Folks can now access more than 1,600 hours of news footage dating back decades. This year, the UC Santa Barbara Library launched a streaming service containing thousands of hours of digitized media content from KEYT television station.  

On Tuesday, folks gathered at the library’s Special Research Collections to celebrate the milestone. The event, “From Airwaves to Archives,” included a panel with veteran reporters and anchors Tracy Lehr and John Palminteri, and former journalist and KEYT news director Paul Vercammen. News Channel 3-12’s general manager Jim Lemon moderated the panel, and Herb Tuyay, KEYT’s longtime videographer and a driving force behind the donation, answered questions from near the front. 

Since 2016, UC Santa Barbara Library’s Special Research Collections staff has been working to digitize more than 30,000 hours of video recording and millions of feet of 16mm film donated by KEYT. More than 1,600 hours of that archive — documenting life and news in Santa Barbara over four decades — is now available for the public to see online. 

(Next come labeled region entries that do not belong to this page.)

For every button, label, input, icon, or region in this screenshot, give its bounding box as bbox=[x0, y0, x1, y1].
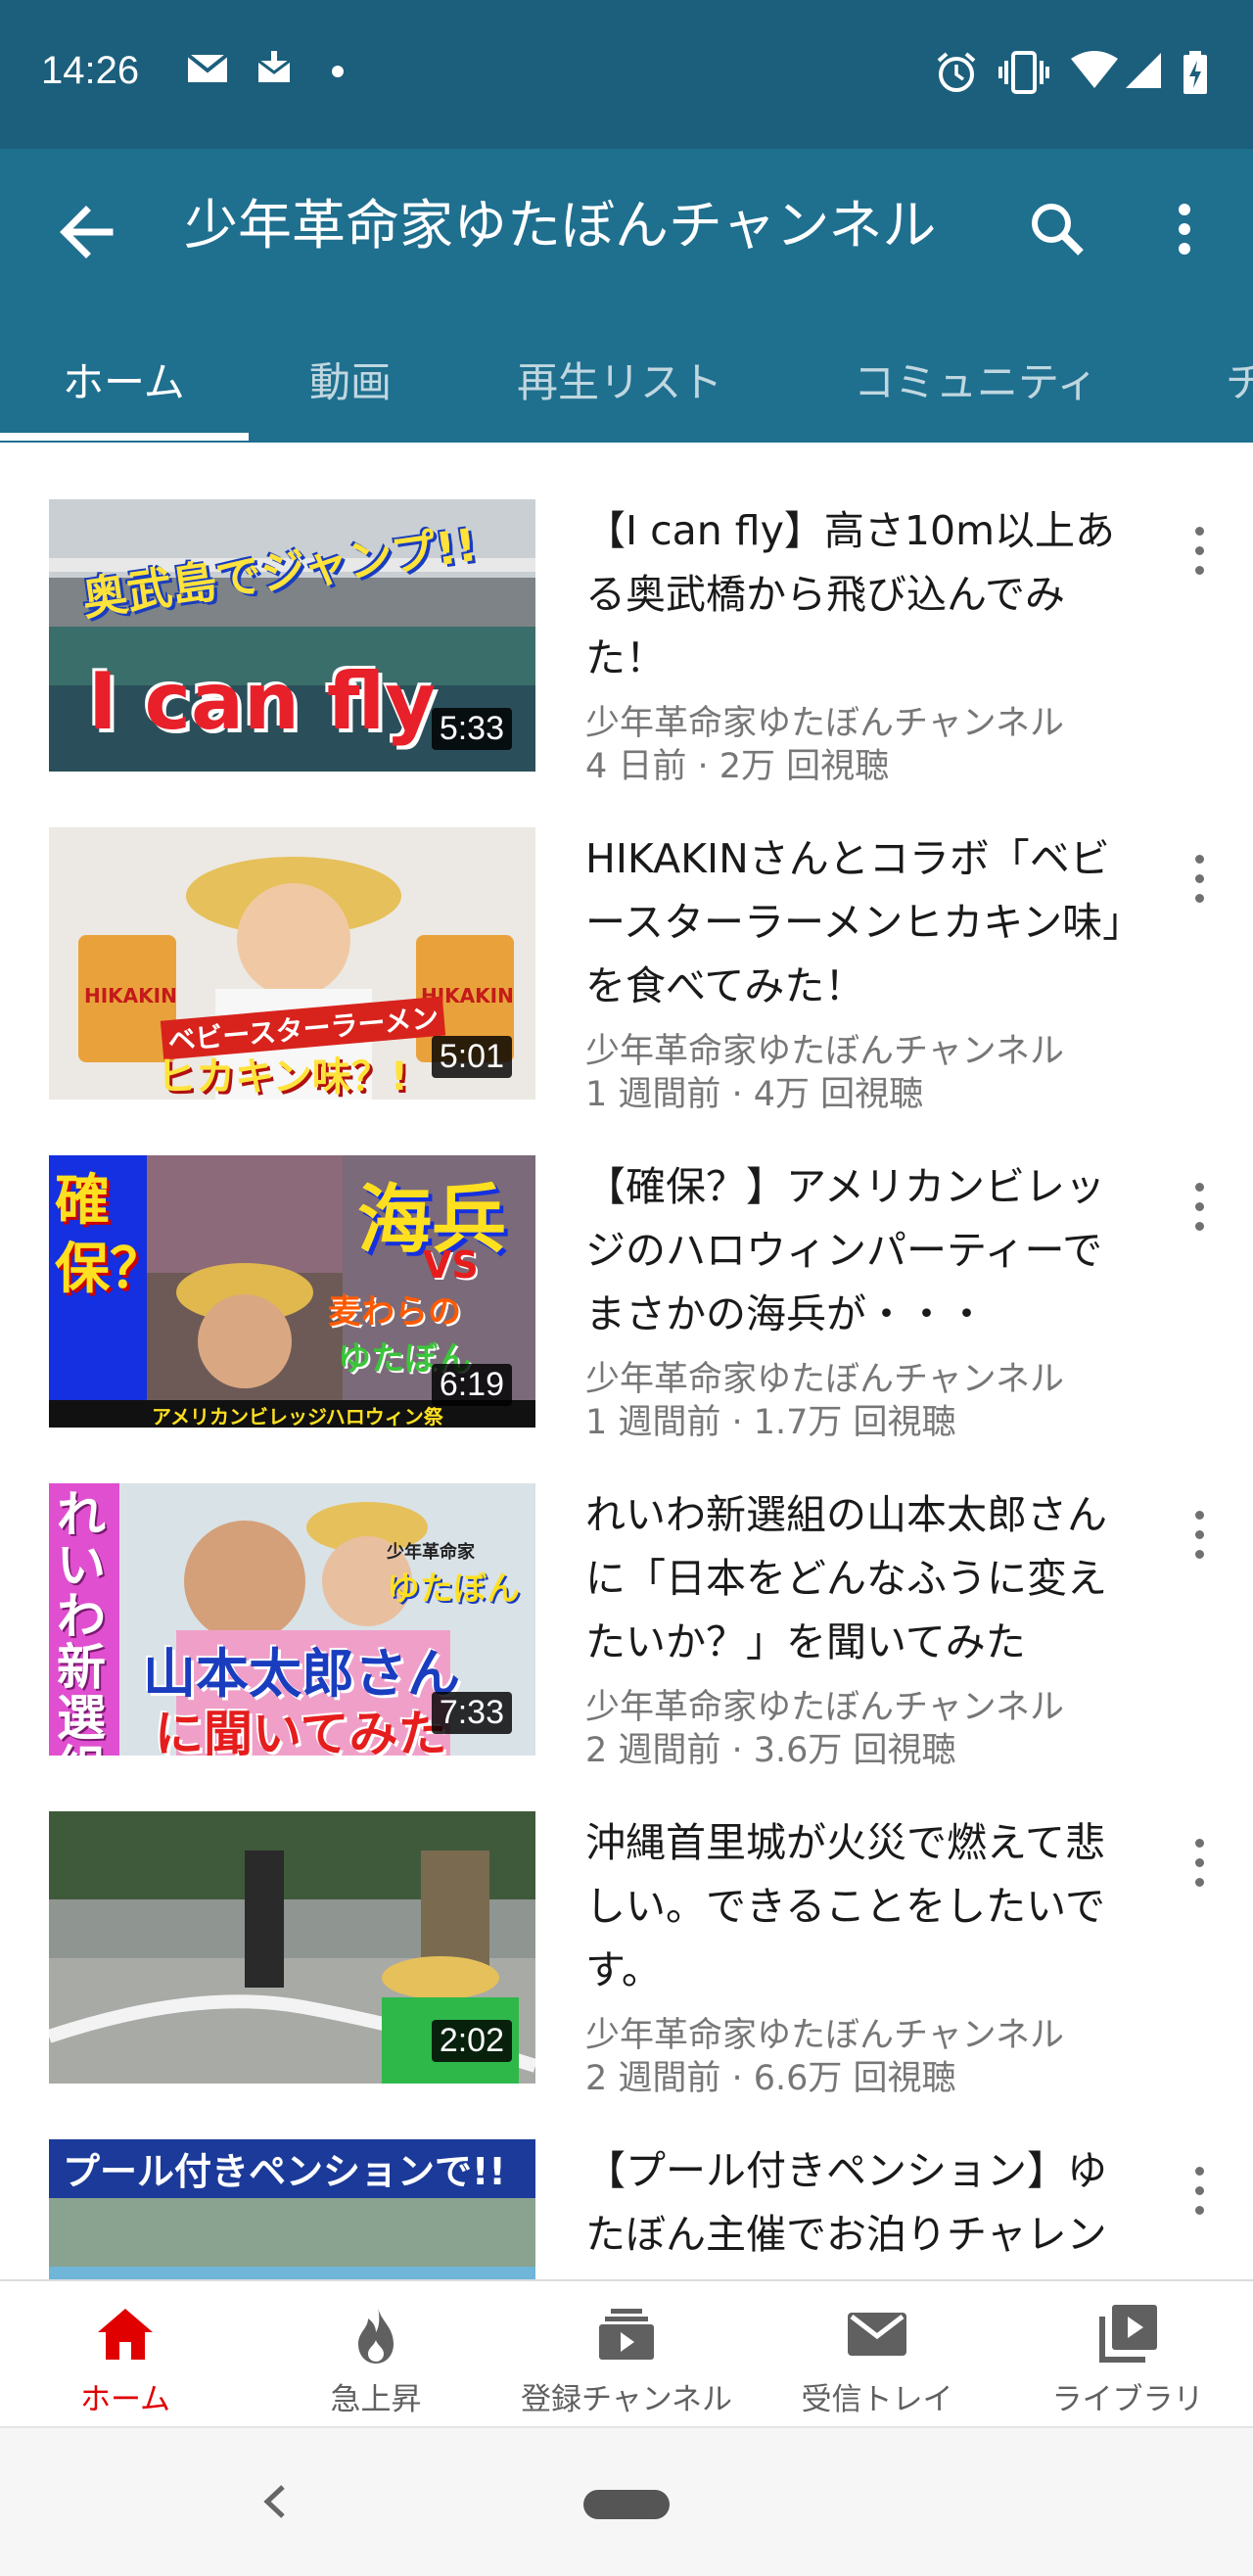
more-vert-icon[interactable] bbox=[1175, 1169, 1224, 1247]
tab-videos[interactable]: 動画 bbox=[309, 323, 392, 443]
search-icon[interactable] bbox=[1018, 190, 1096, 268]
thumbnail-caption: I can fly bbox=[88, 656, 437, 747]
library-icon bbox=[1099, 2305, 1157, 2363]
subscriptions-icon bbox=[599, 2309, 654, 2360]
video-duration: 5:33 bbox=[431, 708, 512, 750]
video-thumbnail[interactable]: れいわ新選組 少年革命家 ゆたぼん 山本太郎さん に聞いてみた 7:33 bbox=[49, 1483, 535, 1756]
more-vert-icon[interactable] bbox=[1175, 513, 1224, 591]
status-time: 14:26 bbox=[41, 49, 140, 92]
video-item[interactable]: 奥武島でジャンプ!! I can fly 5:33 【I can fly】高さ1… bbox=[0, 499, 1253, 827]
battery-charging-icon bbox=[1183, 51, 1207, 94]
video-title[interactable]: 【確保？】アメリカンビレッジのハロウィンパーティーでまさかの海兵が・・・ bbox=[585, 1155, 1134, 1346]
video-meta: 1 週間前 · 4万 回視聴 bbox=[585, 1075, 924, 1114]
vibrate-icon bbox=[998, 51, 1049, 94]
video-duration: 5:01 bbox=[431, 1036, 512, 1078]
tab-indicator bbox=[0, 433, 249, 441]
trending-flame-icon bbox=[358, 2307, 394, 2364]
thumbnail-caption: プール付きペンションで!! bbox=[63, 2150, 506, 2193]
more-vert-icon[interactable] bbox=[1175, 2153, 1224, 2231]
thumbnail-caption: アメリカンビレッジハロウィン祭 bbox=[152, 1405, 443, 1428]
mail-download-icon bbox=[257, 51, 291, 82]
nav-label: ホーム bbox=[79, 2382, 171, 2417]
nav-inbox[interactable]: 受信トレイ bbox=[752, 2281, 1002, 2428]
video-thumbnail[interactable]: 2:02 bbox=[49, 1811, 535, 2084]
mail-icon bbox=[186, 53, 229, 82]
nav-label: 登録チャンネル bbox=[520, 2382, 733, 2417]
video-list[interactable]: 奥武島でジャンプ!! I can fly 5:33 【I can fly】高さ1… bbox=[0, 443, 1253, 2279]
bottom-navigation: ホーム 急上昇 登録チャンネル 受信トレイ ライブラリ bbox=[0, 2279, 1253, 2426]
more-vert-icon[interactable] bbox=[1175, 1825, 1224, 1903]
dot-icon bbox=[332, 66, 344, 77]
nav-subscriptions[interactable]: 登録チャンネル bbox=[501, 2281, 752, 2428]
thumbnail-caption: ヒカキン味？! bbox=[157, 1054, 409, 1100]
signal-icon bbox=[1126, 53, 1161, 88]
inbox-mail-icon bbox=[848, 2313, 906, 2356]
video-meta: 2 週間前 · 6.6万 回視聴 bbox=[585, 2059, 956, 2098]
nav-home[interactable]: ホーム bbox=[0, 2281, 251, 2428]
video-thumbnail[interactable]: HIKAKIN HIKAKIN ベビースターラーメン ヒカキン味？! 5:01 bbox=[49, 827, 535, 1100]
more-vert-icon[interactable] bbox=[1150, 190, 1219, 268]
video-meta: 4 日前 · 2万 回視聴 bbox=[585, 747, 890, 786]
more-vert-icon[interactable] bbox=[1175, 1497, 1224, 1575]
thumbnail-caption: VS bbox=[423, 1243, 479, 1287]
video-item[interactable]: 確保？ 海兵 VS 麦わらの ゆたぼん アメリカンビレッジハロウィン祭 6:19… bbox=[0, 1155, 1253, 1483]
system-navigation-bar bbox=[0, 2426, 1253, 2576]
thumbnail-caption: れいわ新選組 bbox=[57, 1486, 106, 1756]
tab-playlists[interactable]: 再生リスト bbox=[517, 323, 722, 443]
home-pill-icon[interactable] bbox=[583, 2490, 670, 2519]
video-thumbnail[interactable]: プール付きペンションで!! bbox=[49, 2139, 535, 2279]
video-item[interactable]: プール付きペンションで!! 【プール付きペンション】ゆたぼん主催でお泊りチャレン… bbox=[0, 2139, 1253, 2279]
video-item[interactable]: れいわ新選組 少年革命家 ゆたぼん 山本太郎さん に聞いてみた 7:33 れいわ… bbox=[0, 1483, 1253, 1811]
video-title[interactable]: 【I can fly】高さ10m以上ある奥武橋から飛び込んでみた！ bbox=[585, 499, 1134, 690]
nav-label: 受信トレイ bbox=[801, 2382, 953, 2417]
thumbnail-caption: ゆたぼん bbox=[387, 1569, 520, 1609]
video-meta: 2 週間前 · 3.6万 回視聴 bbox=[585, 1731, 956, 1770]
video-meta: 1 週間前 · 1.7万 回視聴 bbox=[585, 1403, 956, 1442]
thumbnail-caption: に聞いてみた bbox=[155, 1706, 447, 1756]
video-duration: 6:19 bbox=[431, 1364, 512, 1406]
more-vert-icon[interactable] bbox=[1175, 841, 1224, 919]
nav-library[interactable]: ライブラリ bbox=[1002, 2281, 1253, 2428]
chevron-left-icon[interactable] bbox=[250, 2467, 299, 2536]
thumbnail-caption: HIKAKIN bbox=[84, 984, 177, 1007]
video-duration: 2:02 bbox=[431, 2020, 512, 2062]
video-duration: 7:33 bbox=[431, 1692, 512, 1734]
thumbnail-caption: 少年革命家 bbox=[387, 1542, 475, 1563]
nav-label: ライブラリ bbox=[1051, 2382, 1204, 2417]
video-title[interactable]: 沖縄首里城が火災で燃えて悲しい。できることをしたいです。 bbox=[585, 1811, 1134, 2002]
status-bar: 14:26 bbox=[0, 0, 1253, 149]
app-bar: 少年革命家ゆたぼんチャンネル ホーム 動画 再生リスト コミュニティ チ bbox=[0, 149, 1253, 443]
video-thumbnail[interactable]: 確保？ 海兵 VS 麦わらの ゆたぼん アメリカンビレッジハロウィン祭 6:19 bbox=[49, 1155, 535, 1428]
video-item[interactable]: 2:02 沖縄首里城が火災で燃えて悲しい。できることをしたいです。 少年革命家ゆ… bbox=[0, 1811, 1253, 2139]
nav-label: 急上昇 bbox=[330, 2382, 422, 2417]
arrow-back-icon[interactable] bbox=[49, 193, 127, 271]
video-title[interactable]: HIKAKINさんとコラボ「ベビースターラーメンヒカキン味」を食べてみた！ bbox=[585, 827, 1134, 1018]
video-title[interactable]: れいわ新選組の山本太郎さんに「日本をどんなふうに変えたいか？」を聞いてみた bbox=[585, 1483, 1134, 1674]
tab-community[interactable]: コミュニティ bbox=[854, 323, 1097, 443]
home-icon bbox=[98, 2309, 153, 2360]
video-title[interactable]: 【プール付きペンション】ゆたぼん主催でお泊りチャレンジ bbox=[585, 2139, 1134, 2279]
thumbnail-caption: 確保？ bbox=[55, 1169, 164, 1301]
alarm-icon bbox=[937, 52, 976, 92]
thumbnail-caption: 麦わらの bbox=[328, 1292, 461, 1332]
video-thumbnail[interactable]: 奥武島でジャンプ!! I can fly 5:33 bbox=[49, 499, 535, 772]
tab-channels[interactable]: チ bbox=[1226, 323, 1253, 443]
video-item[interactable]: HIKAKIN HIKAKIN ベビースターラーメン ヒカキン味？! 5:01 … bbox=[0, 827, 1253, 1155]
tab-home[interactable]: ホーム bbox=[63, 323, 185, 443]
nav-trending[interactable]: 急上昇 bbox=[251, 2281, 501, 2428]
wifi-icon bbox=[1071, 51, 1118, 88]
channel-title: 少年革命家ゆたぼんチャンネル bbox=[184, 194, 937, 257]
channel-tabs: ホーム 動画 再生リスト コミュニティ チ bbox=[0, 323, 1253, 443]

Laura Treat Liebhaber, UCSB curator and film and media studies librarian, said that in her experience as a historian, working with TV archives is pretty rare. 

“[Events] come to life in a way they just simply can’t in a photo or document,” she said. 

But Treat Liebhaber said that across the nation, 80 percent of local television recorded before 1995 is lost, and what’s left could be gone by 2040 without an effort to preserve it. 

Jim Lemon, News 3-12’s general manager, celebrated Treat Liebhaber and her team’s work. He said digitizing the video archive was a painstakingly slow process — everything has to play in real time. 

“What these folks here at UCSB have done is put it in a place [where] you can put it on your laptop and play it,” he said. 

During the panel, Lehr, Palminteri, and Vercammen talked about the impact of local journalism and what it was like covering emotional and sometimes dangerous events. Lehr spoke about covering the Isla Vista shooting in 2014, while Palminteri talked about reporting on wildfires and the courage of the camera people, often young, who come with them. Vercammen said that uplifting stories from the community helped counterbalance the weight of hard news. 

“For every disaster, there [are] great stories after in forms of recovery,” said videographer Tuyay from the front of the room at one point in the evening. 

You can access the digitized footage here. Archive staff are continuing to work to digitize content and add to it — some of it is already queued up to go online.